Ketika Malaikat Izrail Datang Sekadar Menyapa

كفى بالموت واعظا
Cukuplah kematian menjadi nasihat.

Entah bagaimana aku menyebutnya. Memiliki sebuah penyakit yang bersarang dalam tubuh, memang menjadikan alarm pribadi untuk senantiasa menebar kebaikan. Apalagi penyakit yang tak ringan. Allaah, sungguh Kau begitu dekat.

Sejak Kamis sore, aku sudahmerasakan ada yang tidak wajar dengan keadaanku. Iya, sakit kepala. Tampaknya ringan sehingga kuabaikan dan terus menjalani aktifitas seperti biasa. Menjelang malam, aku tak tahan dan segera tidur meski jamaah isya batu turun. Biasanya, bangun tidur nanti akan kembali normal dan sakitnya hilang tak tersisa. Namun, entah ada apa dengan hati itu.

Jumat dini hari, sekitar pukul 02.20. Aku terjaga. Kepalaku seperti ditusuk ribuan tombak bergantian dari ujung kanan dan kiri. Sakit, tak terkata. Aku tak ingin menangis, dan mencoba menahannya dengan bergeliat, berguling ke kanan dan ke kiri. Namun, itu sama sekali tidak memberikan pengaruh sedikit pun. Tangisku pecah dan membuat ibu terbangun. Aku benar-benar tak sanggup mehanannya.

Aku mengerang kesakitan sembari memegangi kepalaku. Ingin rasanya aku melepasnya (kepalaku) sesaat untuk aku reparasi sejenak. Lafazh-lafazh ilahiyah terus keluar dari bibirku. Tahlil serta istighfar. Kepalaku seperti jadi bulan-bulanan kaki. Iya! Mirip sepak bola yang menjadikan kepalaku tersentak-sentak ke kanan dan kiri bergantian. Sungguh! Sakit malam itu bahkan lebih dari yang kuceritakan hari ini.

Ibu memegang kepalaku, membacakan sholawat thibbil qulub dan sesekali menekan pada bagian kening dan pelipis. Namun, sunggun. Itu sama sekali tidak bekerja. Aku masih terus mengerang dengan irama naik turun. Satu jam setelahnya, entah karena lelah menangis atau memang sakit kepalaku yang mulai membaik, aku kembali tertidur.

Pukul 06.00 aku kembali terbangun dengan sakit kepala yang belum mereda sedikit pun. Segera kuambil handuk untuk mandi sekaligus keramas. Mungkin, dengan begitu akan mengurangi rasa sakitnya. Dan, nihil! Aku masih sangat kesakitan seperti diinjak-injak kaki kuda yang berlarian dengan langkah cepat. Sungguh, ingin rasanya aku melepas kepalaku. Rasa sakitnya bahkan sampai membuat mataku tak bisa terbuka.
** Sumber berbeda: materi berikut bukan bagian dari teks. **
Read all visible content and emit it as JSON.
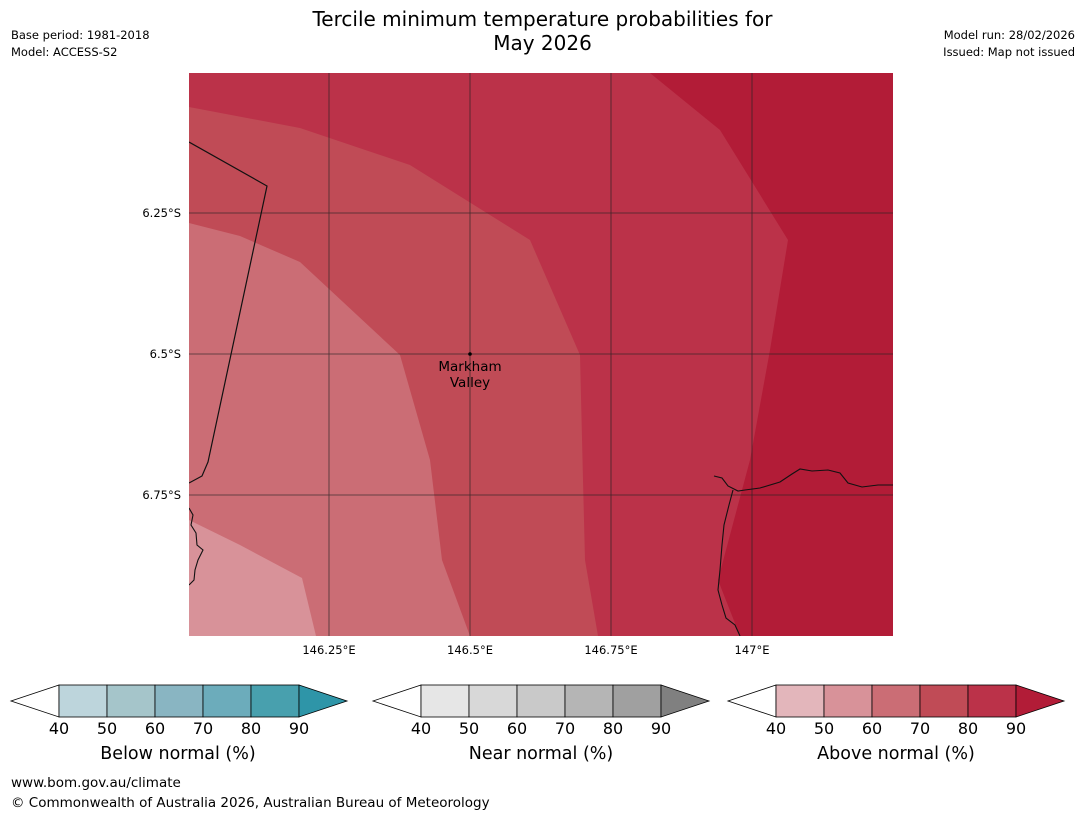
{
  "header": {
    "title_line1": "Tercile minimum temperature probabilities for",
    "title_line2": "May 2026",
    "base_period": "Base period: 1981-2018",
    "model": "Model: ACCESS-S2",
    "model_run": "Model run: 28/02/2026",
    "issued": "Issued: Map not issued"
  },
  "map": {
    "latitude_labels": [
      "6.25°S",
      "6.5°S",
      "6.75°S"
    ],
    "longitude_labels": [
      "146.25°E",
      "146.5°E",
      "146.75°E",
      "147°E"
    ],
    "place": {
      "name_line1": "Markham",
      "name_line2": "Valley"
    },
    "probability_bands_percent": [
      50,
      60,
      70,
      80,
      90
    ]
  },
  "colorbars": [
    {
      "label": "Below normal (%)",
      "ticks": [
        "40",
        "50",
        "60",
        "70",
        "80",
        "90"
      ],
      "colors": [
        "#bdd5dc",
        "#a5c5ca",
        "#89b5c2",
        "#6cacbb",
        "#48a0ae",
        "#2e95a8"
      ]
    },
    {
      "label": "Near normal (%)",
      "ticks": [
        "40",
        "50",
        "60",
        "70",
        "80",
        "90"
      ],
      "colors": [
        "#e6e6e6",
        "#d8d8d8",
        "#c9c9c9",
        "#b5b5b5",
        "#a0a0a0",
        "#808080"
      ]
    },
    {
      "label": "Above normal (%)",
      "ticks": [
        "40",
        "50",
        "60",
        "70",
        "80",
        "90"
      ],
      "colors": [
        "#e3b6bb",
        "#d89299",
        "#cb6d75",
        "#c04b56",
        "#bb3249",
        "#b21c37"
      ]
    }
  ],
  "footer": {
    "url": "www.bom.gov.au/climate",
    "copyright": "© Commonwealth of Australia 2026, Australian Bureau of Meteorology"
  }
}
Dan lagi, aku ketiduran. Mungkin dengan alasan yang sama. Sungguh, di setiap sela-sela tangis serta dzikirku, yang kupikirkan hanya satu, bahwa Izrail tengah berdiri di ambang pintu kamar. Ia seolah tengah bermain dengan nyawaku. Mungkin, karena pikiran seperti itulah yang membuat tangisku semakin keras.

Ingatanku langsung tertuju pada suami Maliyah yang baru berpulang kemarin lusanya. Apa dengan jalan begini aku menutup usia? Sungguh, pagi itu, aku sudah pasrah jika Allaah benar-benar menghendakiku untuk kembali pada-Nya. Eranganku yang semakin keras, seakan-akan aku hendak sakratulmaut. Tangisanku membahana dan aku sudah tak peduli pada apapun kecuali lisanku yang terus memanggil asma Allaah.

Drama itu berhenti manakala ibu datang sekitar pukul 10.00 atau lebih. Aku tidak bisa mengingatnya dengan pasti. Yang pasti, aku baru sarapan dan meminum obat. Kalau tidak salah, aku langsung tertidur usai meneguk pil tersebut.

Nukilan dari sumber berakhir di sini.